A houseboat sits on the shore of Kingston’s Rondout Creek, a popular area for short-term vacation rentals. Photograph: Wilfred Chan

In addition to rent regulation, activists want good cause protections, which would require landlords to provide justification before evicting tenants or hiking rents. They say governments need to sharply limit short-term rentals, and invest far more in permanently affordable housing. These are things that Kingston has partially accomplished – it passed its own version of good cause last year; has ordered Airbnb owners to get hotel permits; and has even approved a raft of new condominiums with affordable units. Mayor Noble says his city proves affordable housing policy can coexist with new development: “We’ve yet to see any developer walk away” because of rent regulations. He thinks that big wins in small places like Kingston can inspire change at the state or even national level, but that hasn’t materialized – yet.

All that now hangs in the balance. After the county judge’s February ruling, Noble proposed a one-off deal that would keep Stony Run affordable for middle-class renters for 40 years, but tenants have rejected it, worrying it could undercut their fight for broader protections.

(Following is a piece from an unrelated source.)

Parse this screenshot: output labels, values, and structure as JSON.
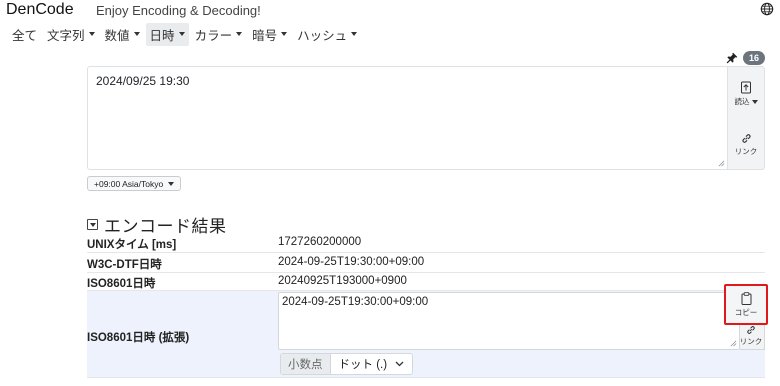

They are also anxious about whether the state attorney general, Letitia James, will make a show of force in defending the rent reduction that the judge struck down. “My understanding is what we did was legal there, it’s just that there’s no precedent for it,” says Soto.

Amanda Treasure runs through worst-case scenarios about the lawsuit every day. Her voice cracks slightly when she talks about it. “They’re just dangling it over our heads. It’s like, what’s gonna become of where we’re living? Are we going to be able to stay?”

McKee thinks there’s reason for hope. “Tenants are in the ascendant right now – we have a huge amount of momentum.”

Nearly every Stony Run tenant recalls Nemon encouraging them during moments of doubt. “Tenants are beaten down to think they can’t change anything,” Nemon says. “But we have to show them winning is possible, because that’s the only way they’ll believe they can do something. And once you believe that, everything changes.”